The Western effort followed an announcement by al-Qaida leader Ayman al-Zawahari that al-Shabaab had formally joined the global jihadist network.

That came as al-Shabaab, recently driven out of Mogadishu by an African Union force funded by the United States, was being increasingly squeezed on all sides by the 10,000-strong AU peacekeeping force and invading Kenyan and Ethiopian forces, discreetly supported by the Americans, who sought to aid the TFG.

This renewed commitment to restoring stability in Somalia hasn't officially been linked to the discovery of oil there.

But London's Observer newspaper reported Sunday, "Britain is involved in a secret high-stakes dash for oil in Somalia, with the government offering humanitarian aid and security assistance in the hope of a stake in the beleaguered country's future energy industry …

"Talks are going on between British officials and Somali counterparts over exploiting oil reserves in the northeastern region."

Puntland Minister for International Cooperation Abdulkadir Abdi Hashi said his government had approached BP as a partner.

Prime Minister Abdiweli Mohamed Ali said Puntland had little choice but to lure Western oil companies by offering them access to the country's natural resources, which also include uranium.

But analysts fear the London conference is on dangerous ground.

"By raising expectations and setting a timetable and target for political reform, security assistance and regional collaboration that are unlikely to be met, Britain and its partners risk making a bad situation worse," observed British international affairs expert Simon Tisdall.

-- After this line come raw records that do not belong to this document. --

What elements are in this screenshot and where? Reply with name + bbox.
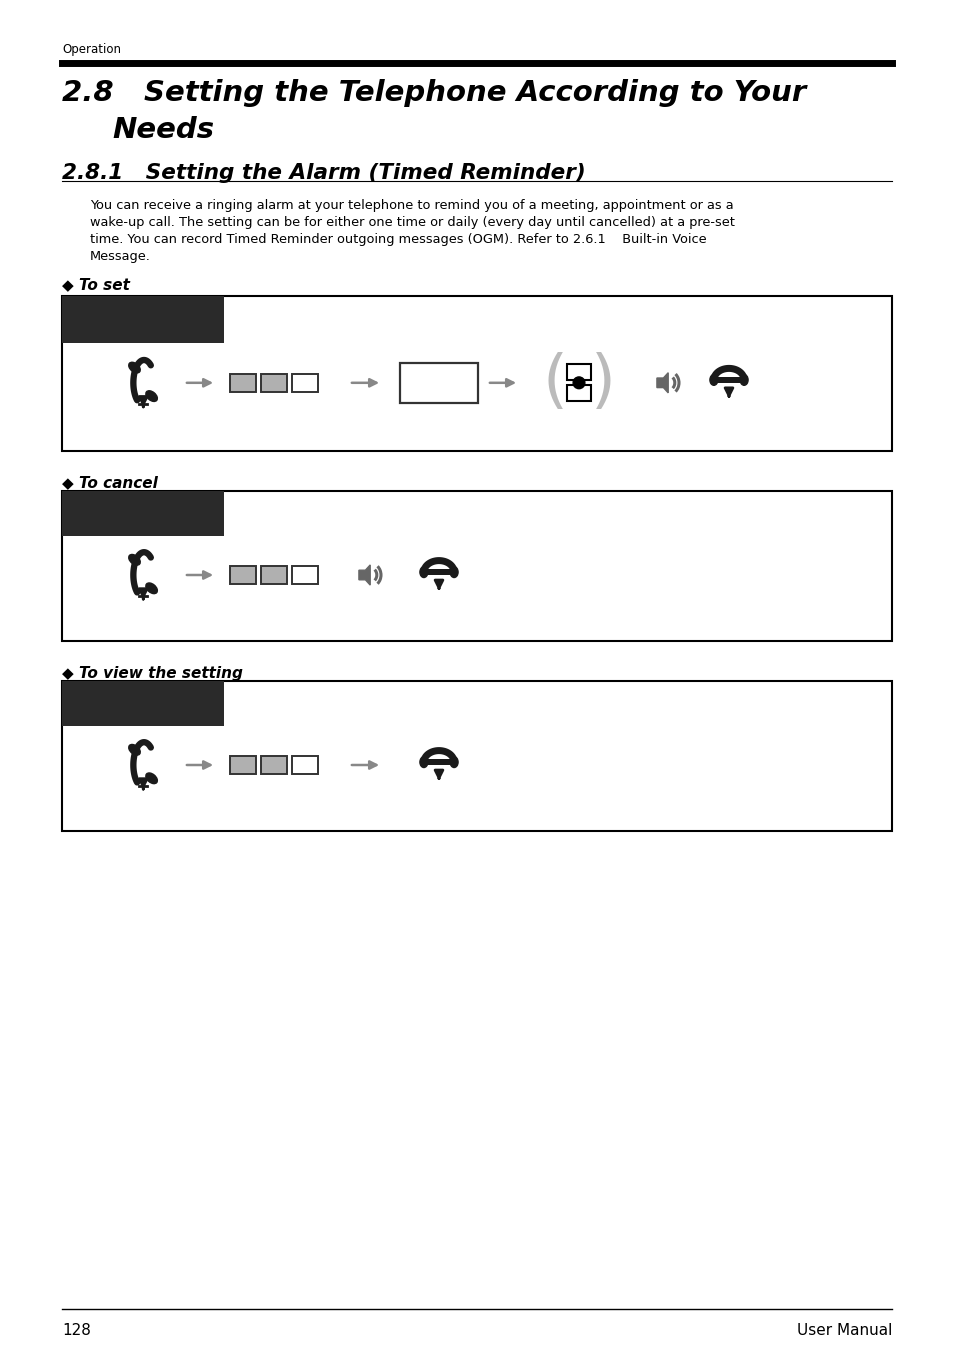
Text: ◆ To set: ◆ To set	[62, 277, 130, 292]
Bar	[62, 490, 224, 536]
Text: (: (	[541, 351, 566, 413]
Bar	[230, 566, 256, 584]
Text: User Manual: User Manual	[796, 1323, 891, 1337]
Text: 128: 128	[62, 1323, 91, 1337]
Text: Operation: Operation	[62, 43, 121, 55]
Bar	[260, 755, 287, 774]
Text: You can receive a ringing alarm at your telephone to remind you of a meeting, ap: You can receive a ringing alarm at your …	[90, 199, 733, 212]
Ellipse shape	[419, 566, 427, 577]
Bar	[230, 374, 256, 392]
Bar	[62, 490, 891, 640]
Text: Needs: Needs	[112, 116, 213, 145]
Bar	[292, 566, 317, 584]
Bar	[62, 681, 891, 831]
Bar	[567, 365, 590, 380]
Polygon shape	[657, 373, 667, 393]
Polygon shape	[358, 565, 370, 585]
Bar	[230, 755, 256, 774]
Bar	[62, 296, 891, 451]
Bar	[62, 296, 224, 343]
Text: Message.: Message.	[90, 250, 151, 263]
Bar	[260, 374, 287, 392]
Text: ): )	[590, 351, 616, 413]
Ellipse shape	[146, 584, 157, 593]
Bar	[292, 374, 317, 392]
Circle shape	[573, 377, 584, 389]
Ellipse shape	[146, 390, 157, 401]
Ellipse shape	[709, 374, 717, 385]
Ellipse shape	[129, 554, 140, 565]
Ellipse shape	[129, 744, 140, 755]
Bar	[567, 385, 590, 401]
Text: time. You can record Timed Reminder outgoing messages (OGM). Refer to 2.6.1    B: time. You can record Timed Reminder outg…	[90, 232, 706, 246]
Bar	[399, 363, 477, 403]
Text: 2.8.1   Setting the Alarm (Timed Reminder): 2.8.1 Setting the Alarm (Timed Reminder)	[62, 163, 585, 182]
Bar	[292, 755, 317, 774]
Text: 2.8   Setting the Telephone According to Your: 2.8 Setting the Telephone According to Y…	[62, 78, 805, 107]
Text: ◆ To view the setting: ◆ To view the setting	[62, 666, 243, 681]
Ellipse shape	[740, 374, 747, 385]
Ellipse shape	[419, 757, 427, 767]
Text: ◆ To cancel: ◆ To cancel	[62, 476, 157, 490]
Bar	[260, 566, 287, 584]
Ellipse shape	[450, 566, 457, 577]
Ellipse shape	[146, 773, 157, 784]
Ellipse shape	[129, 362, 140, 373]
Text: wake-up call. The setting can be for either one time or daily (every day until c: wake-up call. The setting can be for eit…	[90, 216, 734, 230]
Bar	[62, 681, 224, 725]
Ellipse shape	[450, 757, 457, 767]
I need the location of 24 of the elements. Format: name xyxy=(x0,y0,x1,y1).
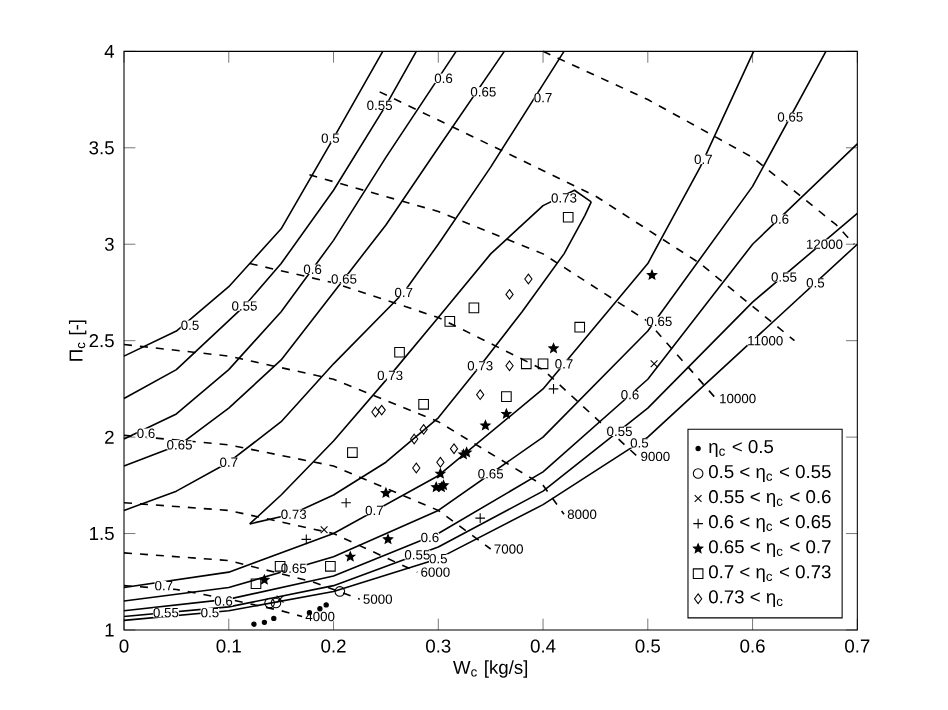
x-tick-label: 0 xyxy=(119,639,129,653)
x-tick-label: 0.5 xyxy=(635,639,660,653)
y-tick-label: 2.5 xyxy=(89,334,114,348)
y-tick-label: 1.5 xyxy=(90,527,114,541)
x-tick-label: 0.3 xyxy=(426,639,451,653)
x-tick-label: 0.2 xyxy=(321,639,346,653)
legend-label: 0.55 < η$_{c}$ < 0.6 xyxy=(708,490,831,507)
y-tick-label: 2 xyxy=(105,430,114,444)
x-tick-label: 0.6 xyxy=(740,639,765,653)
y-axis-title: Π$_{c}$ [-] xyxy=(68,320,87,361)
x-axis-title: W$_{c}$ [kg/s] xyxy=(453,660,528,678)
y-tick-label: 4 xyxy=(104,44,115,58)
legend-label: 0.7 < η$_{c}$ < 0.73 xyxy=(708,565,831,583)
x-tick-label: 0.7 xyxy=(845,639,870,653)
legend-label: 0.65 < η$_{c}$ < 0.7 xyxy=(708,540,831,558)
y-tick-label: 1 xyxy=(105,623,114,637)
legend-label: 0.5 < η$_{c}$ < 0.55 xyxy=(708,465,831,482)
y-tick-label: 3.5 xyxy=(89,141,114,155)
legend-label: 0.6 < η$_{c}$ < 0.65 xyxy=(708,515,831,532)
legend-label: 0.73 < η$_{c}$ xyxy=(708,590,783,608)
y-tick-label: 3 xyxy=(104,237,114,251)
x-tick-label: 0.4 xyxy=(530,639,556,653)
legend-label: η$_{c}$ < 0.5 xyxy=(709,440,774,457)
x-tick-label: 0.1 xyxy=(216,639,241,653)
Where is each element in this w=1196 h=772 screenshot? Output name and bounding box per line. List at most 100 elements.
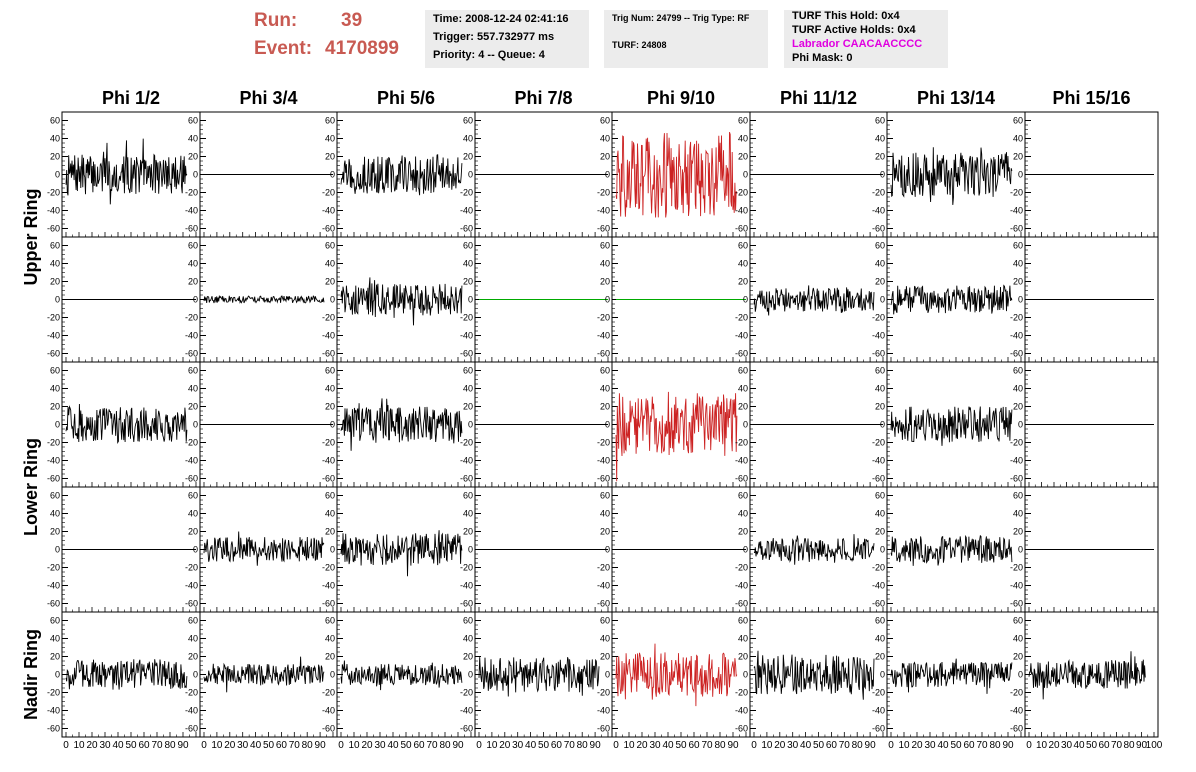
x-tick-label: 70 [564, 740, 576, 751]
y-tick-label: -60 [872, 724, 885, 734]
x-tick-label: 50 [263, 740, 275, 751]
y-tick-label: 40 [463, 259, 473, 269]
y-tick-label: 60 [738, 366, 748, 376]
waveform-trace [890, 534, 1013, 566]
event-label: Event: [254, 38, 313, 59]
y-tick-label: 0 [880, 295, 885, 305]
x-tick-label: 40 [800, 740, 812, 751]
x-tick-label: 0 [888, 740, 894, 751]
y-tick-label: -60 [597, 224, 610, 234]
column-header: Phi 15/16 [1052, 88, 1130, 108]
turf-this-hold-text: TURF This Hold: 0x4 [792, 10, 900, 22]
waveform-trace [478, 657, 600, 697]
x-tick-label: 40 [112, 740, 124, 751]
x-tick-label: 90 [177, 740, 189, 751]
y-tick-label: -20 [872, 438, 885, 448]
x-tick-label: 60 [551, 740, 563, 751]
y-tick-label: 20 [463, 277, 473, 287]
x-tick-label: 70 [289, 740, 301, 751]
y-tick-label: -20 [1010, 563, 1023, 573]
y-tick-label: -60 [735, 474, 748, 484]
y-tick-label: 20 [875, 152, 885, 162]
ring-label: Nadir Ring [21, 629, 41, 720]
y-tick-label: -20 [735, 688, 748, 698]
y-tick-label: 40 [1013, 384, 1023, 394]
time-info-box: Time: 2008-12-24 02:41:16 Trigger: 557.7… [425, 10, 589, 68]
y-tick-label: -20 [460, 438, 473, 448]
y-tick-label: 60 [1013, 491, 1023, 501]
trigger-text: Trigger: 557.732977 ms [433, 31, 555, 43]
x-tick-label: 60 [963, 740, 975, 751]
y-tick-label: 0 [743, 545, 748, 555]
x-tick-label: 10 [898, 740, 910, 751]
y-tick-label: -40 [735, 206, 748, 216]
x-tick-label: 40 [1073, 740, 1085, 751]
y-tick-label: 40 [325, 259, 335, 269]
y-tick-label: 40 [50, 634, 60, 644]
y-tick-label: 60 [50, 616, 60, 626]
y-tick-label: 60 [1013, 116, 1023, 126]
y-tick-label: 40 [325, 634, 335, 644]
x-tick-label: 50 [125, 740, 137, 751]
x-tick-label: 70 [151, 740, 163, 751]
x-tick-label: 80 [1123, 740, 1135, 751]
y-tick-label: -20 [597, 313, 610, 323]
y-tick-label: -20 [47, 313, 60, 323]
turf-active-holds-text: TURF Active Holds: 0x4 [792, 24, 916, 36]
y-tick-label: -20 [322, 188, 335, 198]
y-tick-label: -40 [185, 581, 198, 591]
y-tick-label: 60 [600, 241, 610, 251]
y-tick-label: 0 [880, 670, 885, 680]
y-tick-label: 40 [50, 509, 60, 519]
y-tick-label: -60 [185, 224, 198, 234]
y-tick-label: -60 [872, 599, 885, 609]
y-tick-label: -40 [597, 456, 610, 466]
y-tick-label: 40 [50, 134, 60, 144]
y-tick-label: 20 [325, 652, 335, 662]
y-tick-label: 60 [600, 491, 610, 501]
y-tick-label: 60 [463, 116, 473, 126]
y-tick-label: -60 [597, 474, 610, 484]
y-tick-label: 20 [188, 652, 198, 662]
y-tick-label: -40 [735, 706, 748, 716]
y-tick-label: 20 [188, 402, 198, 412]
x-tick-label: 10 [211, 740, 223, 751]
y-tick-label: 0 [605, 670, 610, 680]
trig-num-text: Trig Num: 24799 -- Trig Type: RF [612, 13, 750, 23]
y-tick-label: 0 [55, 420, 60, 430]
x-tick-label: 20 [361, 740, 373, 751]
y-tick-label: 20 [1013, 402, 1023, 412]
x-tick-label: 90 [1002, 740, 1014, 751]
x-tick-label: 60 [826, 740, 838, 751]
y-tick-label: 20 [188, 277, 198, 287]
y-tick-label: 40 [463, 134, 473, 144]
y-tick-label: 60 [50, 116, 60, 126]
waveform-trace [753, 534, 875, 565]
y-tick-label: -40 [1010, 206, 1023, 216]
y-tick-label: 20 [188, 527, 198, 537]
column-header: Phi 3/4 [239, 88, 297, 108]
y-tick-label: -60 [185, 474, 198, 484]
y-tick-label: 40 [738, 134, 748, 144]
y-tick-label: 40 [463, 509, 473, 519]
y-tick-label: -60 [185, 349, 198, 359]
y-tick-label: -40 [185, 331, 198, 341]
y-tick-label: -20 [597, 438, 610, 448]
y-tick-label: 60 [875, 366, 885, 376]
y-tick-label: -40 [47, 706, 60, 716]
y-tick-label: 40 [1013, 509, 1023, 519]
y-tick-label: -40 [185, 456, 198, 466]
y-tick-label: 0 [468, 295, 473, 305]
waveform-trace [203, 294, 325, 304]
y-tick-label: -20 [460, 563, 473, 573]
y-tick-label: 60 [738, 616, 748, 626]
trig-info-box: Trig Num: 24799 -- Trig Type: RF TURF: 2… [604, 10, 768, 68]
y-tick-label: 0 [605, 170, 610, 180]
y-tick-label: 60 [875, 616, 885, 626]
labrador-text: Labrador CAACAACCCC [792, 38, 923, 50]
y-tick-label: -20 [872, 188, 885, 198]
y-tick-label: -20 [460, 688, 473, 698]
x-tick-label: 10 [623, 740, 635, 751]
y-tick-label: 20 [50, 652, 60, 662]
y-tick-label: -40 [322, 456, 335, 466]
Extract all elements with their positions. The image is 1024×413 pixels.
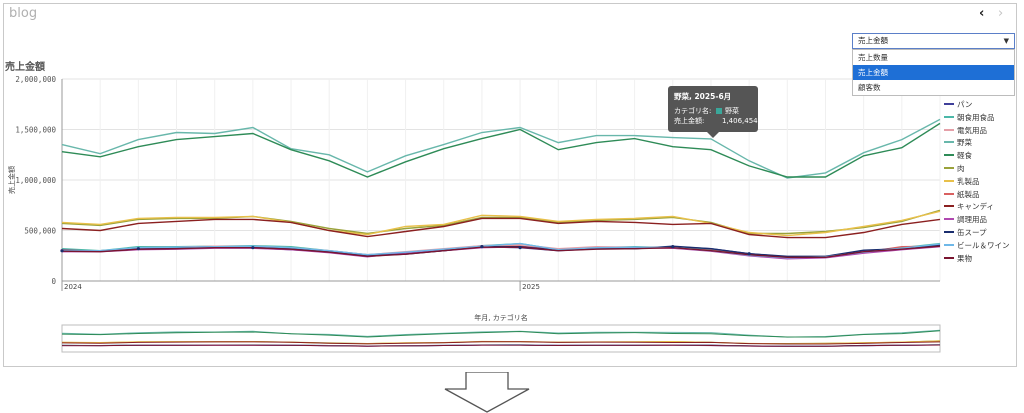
legend-line-icon — [944, 128, 954, 131]
legend-label: ビール＆ワイン — [957, 240, 1010, 250]
navigator-label: 年月, カテゴリ名 — [474, 313, 527, 322]
measure-select-menu: 売上数量売上金額顧客数 — [852, 49, 1015, 96]
legend-line-icon — [944, 218, 954, 221]
legend-label: 軽食 — [957, 151, 972, 161]
data-point — [480, 245, 484, 249]
tooltip-value: 1,406,454 — [722, 117, 758, 125]
tooltip-title: 野菜, 2025-6月 — [674, 92, 732, 101]
data-point — [671, 245, 675, 249]
legend-label: 果物 — [957, 253, 972, 263]
tooltip-row-amount: 売上金額: 1,406,454 — [674, 116, 758, 126]
data-point — [60, 249, 64, 253]
legend-label: パン — [957, 100, 973, 109]
legend-label: 調理用品 — [957, 215, 987, 225]
data-point — [518, 246, 522, 250]
series-swatch-icon — [716, 108, 722, 114]
measure-option[interactable]: 顧客数 — [858, 83, 881, 92]
chevron-down-icon: ▼ — [1003, 37, 1009, 45]
chart-title: 売上金額 — [5, 62, 45, 73]
series-line — [61, 217, 941, 239]
legend-label: 朝食用食品 — [957, 112, 995, 122]
tooltip-tail — [707, 132, 719, 138]
y-tick-label: 1,500,000 — [15, 126, 56, 135]
data-point — [136, 247, 140, 251]
tooltip-key: カテゴリ名: — [674, 107, 712, 115]
legend-line-icon — [944, 230, 954, 233]
series-line — [61, 209, 941, 235]
legend-label: キャンディ — [957, 202, 994, 212]
navigator-frame — [61, 324, 941, 353]
legend-item[interactable]: キャンディ — [944, 201, 1010, 214]
legend-line-icon — [944, 103, 954, 105]
legend-item[interactable]: 電気用品 — [944, 125, 1010, 138]
x-year-label: 2025 — [522, 283, 540, 291]
legend-item[interactable]: 野菜 — [944, 137, 1010, 150]
next-page-button[interactable]: › — [998, 6, 1004, 21]
y-tick-label: 1,000,000 — [15, 176, 56, 185]
legend-item[interactable]: 缶スープ — [944, 227, 1010, 240]
legend-item[interactable]: 調理用品 — [944, 214, 1010, 227]
page-title: blog — [9, 6, 38, 21]
legend-label: 野菜 — [957, 138, 972, 148]
legend-item[interactable]: 果物 — [944, 253, 1010, 266]
legend-item[interactable]: 紙製品 — [944, 189, 1010, 202]
tooltip-row-category: カテゴリ名: 野菜 — [674, 106, 752, 116]
measure-select-value: 売上金額 — [858, 36, 888, 45]
legend-line-icon — [944, 256, 954, 259]
legend-line-icon — [944, 141, 954, 144]
measure-option[interactable]: 売上金額 — [853, 65, 1014, 80]
legend-item[interactable]: ビール＆ワイン — [944, 240, 1010, 253]
legend-line-icon — [944, 154, 954, 157]
legend-label: 缶スープ — [957, 227, 987, 237]
series-line — [61, 118, 941, 179]
legend-item[interactable]: 乳製品 — [944, 176, 1010, 189]
legend-line-icon — [944, 115, 954, 118]
y-tick-label: 500,000 — [24, 227, 56, 236]
y-tick-label: 0 — [51, 277, 56, 286]
legend-item[interactable]: 朝食用食品 — [944, 112, 1010, 125]
legend-label: 紙製品 — [957, 189, 980, 199]
legend-line-icon — [944, 205, 954, 208]
tooltip-key: 売上金額: — [674, 117, 705, 125]
series-line — [61, 245, 941, 258]
measure-select[interactable]: 売上金額 ▼ — [852, 33, 1015, 49]
legend-line-icon — [944, 179, 954, 182]
legend-label: 肉 — [957, 163, 965, 173]
measure-option[interactable]: 売上数量 — [858, 53, 888, 62]
legend-label: 乳製品 — [957, 176, 980, 186]
arrow-down-icon — [444, 372, 530, 413]
legend-item[interactable]: パン — [944, 99, 1010, 112]
navigator-series-line — [62, 344, 941, 347]
legend-line-icon — [944, 243, 954, 246]
series-line — [61, 122, 941, 178]
legend-line-icon — [944, 192, 954, 195]
chart-legend: パン朝食用食品電気用品野菜軽食肉乳製品紙製品キャンディ調理用品缶スープビール＆ワ… — [944, 99, 1010, 265]
chart-tooltip: 野菜, 2025-6月 カテゴリ名: 野菜 売上金額: 1,406,454 — [668, 86, 758, 138]
data-point — [251, 246, 255, 250]
legend-line-icon — [944, 166, 954, 169]
legend-item[interactable]: 軽食 — [944, 150, 1010, 163]
legend-item[interactable]: 肉 — [944, 163, 1010, 176]
legend-label: 電気用品 — [957, 125, 987, 135]
prev-page-button[interactable]: ‹ — [979, 6, 985, 21]
blog-panel — [3, 3, 1017, 367]
series-line — [61, 210, 941, 237]
navigator-series-line — [61, 341, 941, 345]
tooltip-value: 野菜 — [725, 107, 739, 115]
x-year-label: 2024 — [64, 283, 82, 291]
y-axis-label: 売上金額 — [7, 166, 16, 194]
y-tick-label: 2,000,000 — [15, 75, 56, 84]
navigator-series-line — [61, 330, 941, 338]
data-point — [747, 252, 751, 256]
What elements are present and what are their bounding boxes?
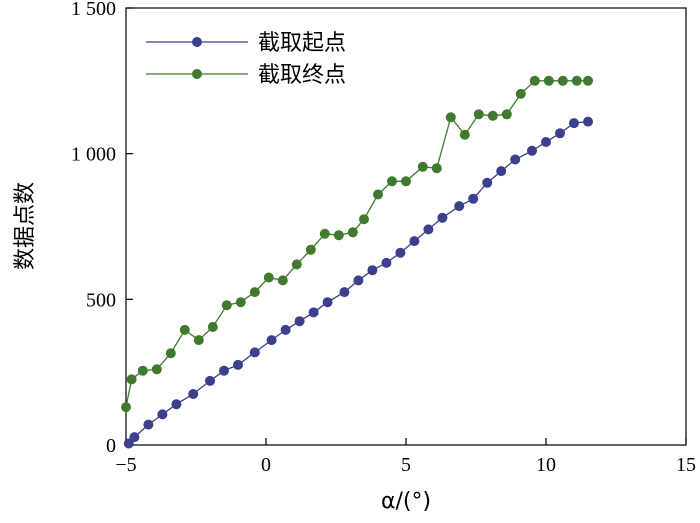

"Without determined follow-through, these good intentions could open the way to greater human suffering, increased foreign military intervention and, ultimately, partition -- presaging the definitive disintegration of Somalia as a sovereign state."

In January, the Canadian wildcatter Africa Oil began the first drilling in Somalia in 21 years and made strikes in Puntland.

It estimates there could be reserves of up to 4 billion barrels, worth about $500 billion at today's prices, in its two drilling blocks alone.